Losing a family member is difficult. Inevitable, but difficult.
All of us at the Index-Journal mourn the loss of a woman who was not only our boss, but a dear family member. Judi Burns, president and publisher, died Thursday at the age of 72 after a lengthy battle with illness.
As with most things in her life, Judi fought this fight her way. Until the last few weeks, she maintained a schedule that included daily trips to the office and leading our weekly managers meetings.
She complained little about her own ailments. She was good at diverting attention, focusing instead on the business at hand of running a daily community newspaper. Or focusing on how others at the Index-Journal were doing. Judi much preferred talking about good cuts of meat available at Corley’s and the Pantry Shoppe than discussing any of her woes.
Judi was the mother to three daughters, two who worked alongside her at the newspaper, but she was also something akin to a mother to her employees, even those who might best be described as her contemporaries.

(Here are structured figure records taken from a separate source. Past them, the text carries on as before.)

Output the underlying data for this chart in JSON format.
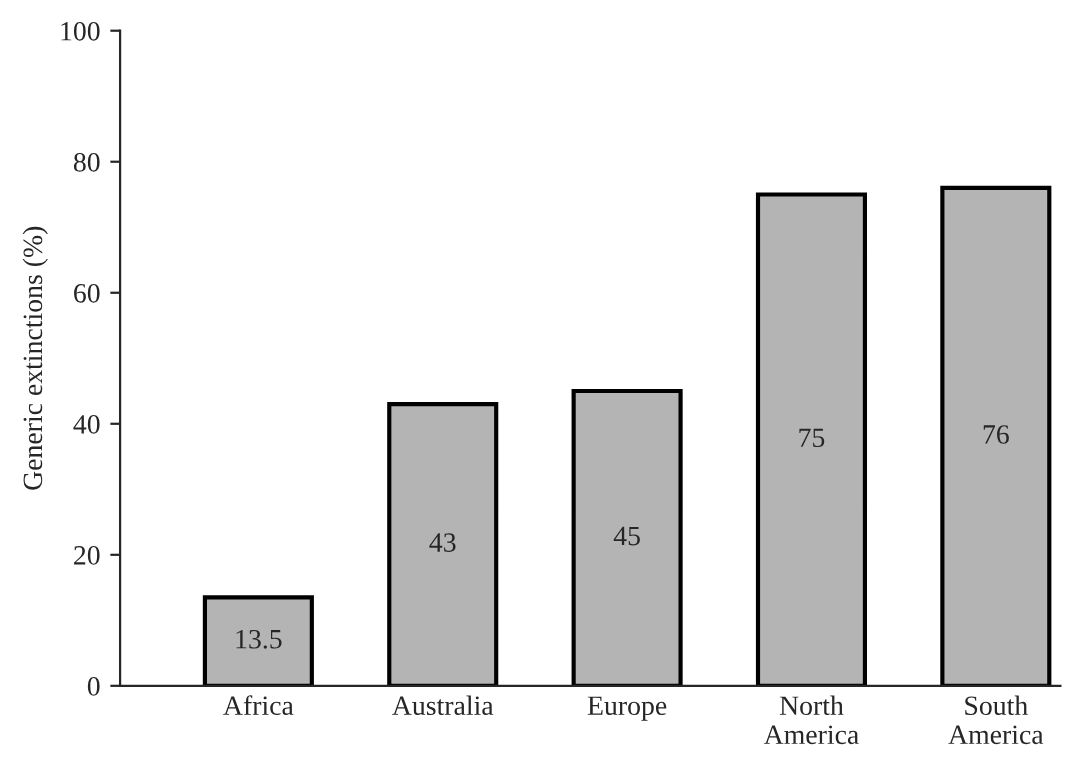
{
  "chart_data": {
    "type": "bar",
    "ylabel": "Generic extinctions (%)",
    "categories": [
      "Africa",
      "Australia",
      "Europe",
      "North\nAmerica",
      "South\nAmerica"
    ],
    "values": [
      13.5,
      43,
      45,
      75,
      76
    ],
    "color": "#b4b4b4",
    "ylim": [
      0,
      100
    ],
    "yticks": [
      0,
      20,
      40,
      60,
      80,
      100
    ],
    "grid": false,
    "data_labels": true
  }
}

There is an expression among journalists and newspaper people. The ink is in our bloodstream. We say that to describe the breadth and depth of our passion for and devotion to our trade. It was in Judi’s blood too, passed down from her father and mother who were this paper’s publishers before her, and rooted in her journalism studies at the University of South Carolina. Rest assured that commitment remains in the family’s blood today as Judi’s daughters, Mundy Price and St. Claire Donaghy, take the newspaper’s reins heading into the Index-Journal’s next century.
Perhaps more important was Judi’s devotion to real community journalism. By that we mean the kind of community journalism that only locally owned newspapers can commit themselves to and give its readers. From the first edition in February 1919 to the one you hold in your hands today, the Index-Journal has maintained a proud history as a family-owned newspaper serving and reflecting its community. And with no big corporation strings attached, strings that demand bigger and bigger returns on investment at the expense of holding true to the journalism trade.
Judi believed in the public’s right to know, she believed in transparency in government — and she fought for it, with the company’s checkbook and through the judicial system.
Moreover, Judi believed in her employees. She entrusted them to do the newspaper’s business because she trusted them much like family. Of course, she also expected only the best from her employees, in much the same way family members have expectations of each other. With disappointments came appropriate measures of discipline and, yes, sometimes wrath. Bosses get upset; so do mommas. But unlike most bosses, there were plenty of moments when anger would subside and be replaced with smiles and hugs. Yes, hugs.
Greenwood and the Lakelands, you have lost a special lady. A smart lady. A true Southern lady with plenty of grit and grits. Girls Raised In The South, you know.
We at the Index-Journal have lost a dear boss, a dear friend, a second momma.
Losing a family member is difficult. Painful.